Director: Hajime Tsuda
Queer East Film Festival 2021 review
Through its story of two housemates feeling their way through the consequences and demands of an unplanned pregnancy, Hajime Tsuda’s Daughters captures that identity-forming period in the lives of most twenty-somethings where the last traces of youthful abandon finally give way to the longterm responsibilities of adulthood.
Though friends Ayano (Junko Abe) and Koharu (Ayaka Miyoshi) have already crossed several of the obligatory markers of maturity by the time we meet them – including renting their own flat and working full-time jobs – their drunken nights and wandering days still carry that distinct air of adolescent aimlessness. This relatively breezy life chapter comes to a close for both of them, however, after the revelation that Ayano is pregnant. In the nine bittersweet months that follow, relationships are redefined and familiar routines are forced to change, as the two friends gradually come to realise which parts of their old life they’ll have to lose and which parts are worth holding onto.
Naturally, when Ayano first learns of her unexpected pregnancy, the news is something of an emotional gut punch for the young woman. Tsuda tracks her anxious, disoriented state in the hours that follow through a series of almost hallucinogenic shots that fix her in centre of the frame, alienated from her various environments as they move and change around her. This narrative bombshell, however, turns out to be a rare anomaly in a film that seems primarily interested in the quiet revelations that form slowly with the passing of time.
As a writer, Tsuda keeps the narrative flashiness to a minimum but there’s a subtle, poignant unpredictability to his observations of human behaviour. Take the scene where Koharu shows Ayano a baby book for dads that she bought. At first, Ayano laughs at the purchase, teasingly exclaiming, “You’re not the dad!”, before her reaction quickly transitions into tears. It’s a telling moment that reveals new layers to Ayano’s emotional state, while raising thoughtful questions about the nature of her relationship with Koharu, but the exchange is made all the more resonant by the fact that Tsuda chooses not to dwell on it.
Time is continuously marching forward for Ayano and Koharu, and Tsuda offers some familiar visual reminders of this universal truth, both literal (the onscreen text announcing each new month) and symbolic (the elegant trees by the local river that change with the seasons). But more compelling than any one image is the way the film’s aesthetics adapt to suit the changing circumstances of the two leads. Backed by an eclectic soundtrack that ranges from folk to shoegaze to pop-rap, Tsuda’s visuals move from the vibrant montages of Ayano and Koharu’s nights out, to the relatively restrained sensibilities of their sobering daylight hours, while indulging in the occasional sequence of hazy blurs and dissolves for moments of wistful contemplation. Much like the film’s two leads, the style seems to be figuring itself out as it goes along.
That being said, much of Daughters is characterised by empty spaces, evoking both the alienating nature of the Tokyo cityscape as it towers over the characters, and the sense of freedom and opportunity suggested by its endless network of streets and alleyways. The pacing usually follows suit, allowing Tsuda time to linger on the quieter moments of Ayano and Koharu’s days, while expanding on the story’s themes through a series of welcome narrative tangents.

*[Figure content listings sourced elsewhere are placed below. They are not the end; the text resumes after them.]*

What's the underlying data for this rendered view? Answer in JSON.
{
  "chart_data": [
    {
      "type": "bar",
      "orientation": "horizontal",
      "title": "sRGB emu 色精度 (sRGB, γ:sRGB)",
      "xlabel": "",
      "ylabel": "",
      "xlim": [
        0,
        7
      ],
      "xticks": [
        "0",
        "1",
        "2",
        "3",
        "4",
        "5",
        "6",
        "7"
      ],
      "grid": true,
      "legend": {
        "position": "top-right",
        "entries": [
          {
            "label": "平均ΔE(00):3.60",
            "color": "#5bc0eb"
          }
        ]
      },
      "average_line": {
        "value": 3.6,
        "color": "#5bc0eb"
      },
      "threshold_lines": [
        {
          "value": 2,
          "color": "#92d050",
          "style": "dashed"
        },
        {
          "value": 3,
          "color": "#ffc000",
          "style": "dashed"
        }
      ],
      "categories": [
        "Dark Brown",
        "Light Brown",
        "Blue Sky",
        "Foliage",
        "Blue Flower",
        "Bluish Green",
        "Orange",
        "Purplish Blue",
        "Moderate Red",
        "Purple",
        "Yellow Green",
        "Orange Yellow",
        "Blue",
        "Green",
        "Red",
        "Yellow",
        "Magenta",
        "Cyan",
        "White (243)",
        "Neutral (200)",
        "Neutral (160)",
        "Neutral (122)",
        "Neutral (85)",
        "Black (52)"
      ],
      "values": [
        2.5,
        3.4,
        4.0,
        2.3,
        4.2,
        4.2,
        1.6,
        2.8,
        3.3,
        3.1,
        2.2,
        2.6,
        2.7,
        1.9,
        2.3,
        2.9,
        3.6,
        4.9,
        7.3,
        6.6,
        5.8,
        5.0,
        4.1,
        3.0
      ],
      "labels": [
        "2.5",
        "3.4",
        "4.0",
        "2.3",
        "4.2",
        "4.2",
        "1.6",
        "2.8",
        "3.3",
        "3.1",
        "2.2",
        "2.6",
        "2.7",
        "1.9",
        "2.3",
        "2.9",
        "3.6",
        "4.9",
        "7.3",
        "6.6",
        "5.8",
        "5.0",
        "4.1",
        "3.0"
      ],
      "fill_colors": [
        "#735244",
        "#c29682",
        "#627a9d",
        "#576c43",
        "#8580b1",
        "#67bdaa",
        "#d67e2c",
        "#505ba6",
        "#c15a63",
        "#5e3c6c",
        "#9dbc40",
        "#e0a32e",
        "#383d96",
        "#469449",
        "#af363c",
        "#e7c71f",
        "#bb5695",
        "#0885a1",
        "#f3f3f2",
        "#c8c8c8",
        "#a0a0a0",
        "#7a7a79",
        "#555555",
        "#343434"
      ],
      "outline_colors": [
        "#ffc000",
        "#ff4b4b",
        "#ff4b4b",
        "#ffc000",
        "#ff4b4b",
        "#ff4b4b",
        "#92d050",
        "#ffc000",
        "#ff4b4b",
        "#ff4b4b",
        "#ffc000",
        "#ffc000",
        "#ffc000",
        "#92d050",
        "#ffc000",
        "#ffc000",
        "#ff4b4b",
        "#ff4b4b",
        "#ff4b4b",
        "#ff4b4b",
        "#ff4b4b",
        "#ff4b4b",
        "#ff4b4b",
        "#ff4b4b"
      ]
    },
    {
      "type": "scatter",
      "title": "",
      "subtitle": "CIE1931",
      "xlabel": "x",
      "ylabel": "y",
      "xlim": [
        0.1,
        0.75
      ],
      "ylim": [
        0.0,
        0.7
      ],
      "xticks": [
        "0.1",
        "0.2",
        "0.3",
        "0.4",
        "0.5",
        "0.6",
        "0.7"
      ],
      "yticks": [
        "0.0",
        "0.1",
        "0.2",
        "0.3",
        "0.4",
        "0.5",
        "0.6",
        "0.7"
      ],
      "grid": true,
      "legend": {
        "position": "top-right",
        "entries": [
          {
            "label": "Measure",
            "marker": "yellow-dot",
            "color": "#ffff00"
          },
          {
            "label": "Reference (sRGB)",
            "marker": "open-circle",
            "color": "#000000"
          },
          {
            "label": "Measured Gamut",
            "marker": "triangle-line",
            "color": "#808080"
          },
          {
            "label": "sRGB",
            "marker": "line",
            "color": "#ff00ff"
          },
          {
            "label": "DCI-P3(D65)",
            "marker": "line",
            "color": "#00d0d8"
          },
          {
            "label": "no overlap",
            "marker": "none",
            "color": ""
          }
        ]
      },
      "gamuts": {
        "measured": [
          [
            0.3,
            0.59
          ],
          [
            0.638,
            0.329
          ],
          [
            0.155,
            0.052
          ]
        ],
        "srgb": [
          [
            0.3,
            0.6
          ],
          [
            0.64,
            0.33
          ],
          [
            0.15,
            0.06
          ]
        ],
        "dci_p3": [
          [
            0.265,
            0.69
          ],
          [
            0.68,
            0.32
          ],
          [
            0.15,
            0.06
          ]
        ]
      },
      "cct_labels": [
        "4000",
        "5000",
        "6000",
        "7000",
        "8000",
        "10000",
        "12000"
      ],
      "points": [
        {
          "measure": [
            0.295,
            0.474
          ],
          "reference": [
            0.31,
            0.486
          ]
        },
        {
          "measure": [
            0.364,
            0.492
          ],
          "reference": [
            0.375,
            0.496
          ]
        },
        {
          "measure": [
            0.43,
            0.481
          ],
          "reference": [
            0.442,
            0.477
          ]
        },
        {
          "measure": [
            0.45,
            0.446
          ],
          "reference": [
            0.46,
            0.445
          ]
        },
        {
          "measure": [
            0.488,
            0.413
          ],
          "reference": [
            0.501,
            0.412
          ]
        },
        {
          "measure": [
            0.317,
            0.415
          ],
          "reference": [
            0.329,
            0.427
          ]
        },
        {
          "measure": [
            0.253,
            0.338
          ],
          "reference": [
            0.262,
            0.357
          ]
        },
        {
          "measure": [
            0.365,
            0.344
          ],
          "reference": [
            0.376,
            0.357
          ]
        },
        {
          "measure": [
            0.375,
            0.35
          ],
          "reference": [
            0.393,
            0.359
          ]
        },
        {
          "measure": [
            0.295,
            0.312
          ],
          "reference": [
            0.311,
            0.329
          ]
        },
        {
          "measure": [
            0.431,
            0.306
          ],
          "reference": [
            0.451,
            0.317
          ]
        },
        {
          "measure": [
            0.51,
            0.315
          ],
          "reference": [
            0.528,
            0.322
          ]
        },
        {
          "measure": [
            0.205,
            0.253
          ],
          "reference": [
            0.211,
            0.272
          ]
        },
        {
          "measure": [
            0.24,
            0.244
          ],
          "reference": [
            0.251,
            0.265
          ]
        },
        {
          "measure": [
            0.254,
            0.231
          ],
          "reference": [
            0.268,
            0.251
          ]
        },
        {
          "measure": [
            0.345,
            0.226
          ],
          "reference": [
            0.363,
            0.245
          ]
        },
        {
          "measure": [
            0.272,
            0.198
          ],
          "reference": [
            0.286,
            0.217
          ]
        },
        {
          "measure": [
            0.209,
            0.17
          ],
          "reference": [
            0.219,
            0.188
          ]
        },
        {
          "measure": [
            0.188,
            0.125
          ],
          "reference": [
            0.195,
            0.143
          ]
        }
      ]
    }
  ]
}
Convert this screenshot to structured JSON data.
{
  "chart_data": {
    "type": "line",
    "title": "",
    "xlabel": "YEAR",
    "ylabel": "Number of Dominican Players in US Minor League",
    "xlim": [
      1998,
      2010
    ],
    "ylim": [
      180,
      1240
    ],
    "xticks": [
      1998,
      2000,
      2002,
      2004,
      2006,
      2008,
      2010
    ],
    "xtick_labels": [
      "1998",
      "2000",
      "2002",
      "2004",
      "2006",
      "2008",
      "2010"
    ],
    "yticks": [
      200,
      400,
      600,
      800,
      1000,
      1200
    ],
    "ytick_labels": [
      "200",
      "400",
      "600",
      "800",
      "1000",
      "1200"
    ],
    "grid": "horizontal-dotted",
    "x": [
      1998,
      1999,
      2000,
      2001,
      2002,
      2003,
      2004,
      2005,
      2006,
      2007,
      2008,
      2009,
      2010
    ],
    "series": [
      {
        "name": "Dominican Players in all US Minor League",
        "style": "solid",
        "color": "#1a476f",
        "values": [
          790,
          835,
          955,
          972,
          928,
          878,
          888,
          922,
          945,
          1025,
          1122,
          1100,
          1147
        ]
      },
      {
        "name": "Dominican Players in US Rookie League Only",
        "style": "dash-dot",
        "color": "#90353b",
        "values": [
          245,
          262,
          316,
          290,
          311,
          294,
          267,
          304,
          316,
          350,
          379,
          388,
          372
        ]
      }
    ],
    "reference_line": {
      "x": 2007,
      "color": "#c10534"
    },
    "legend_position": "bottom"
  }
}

This is a film that feels refreshingly unburdened by the demands and clichés of its plot, allowing its emotions to emerge organically and unforced, while effectively skipping some of the more obvious dramatic beats that you’d expect from an unplanned pregnancy story. Even in the film’s less engaging spots – where Tsuda’s penchant for the subdued takes its toll and the mood becomes too diluted for its own good – Daughters remains true to its own sensibilities, making the occasional lapse in viewer interest just that little bit easier to forgive.
Throughout this journey, it’s interesting to note that the biological father has virtually no presence, serving as little more than an occasional conversation topic for the two leads. But though the oblivious father’s future involvement in the child’s life – or lack thereof – remains a lingering question at the film’s end, Daughters is ultimately more noteworthy for its depiction of a family dynamic where such a presence isn’t necessary. So while Ayano herself may note in a moment of mixed emotions that Koharu is, indeed, “not the dad,” Tsuda’s gently immersive film seems to shrug off the need to apply any label whatsoever to Koharu’s role in this relationship.
At its heart, Daughters is the story of two women who, through a mix of choice and circumstance, learn to commit to a new phase in their lives – accepting all the changes and sacrifices that come with it – and yet, even after the transition is made, the world that Ayano and Koharu inhabit remains open and filled with possibility.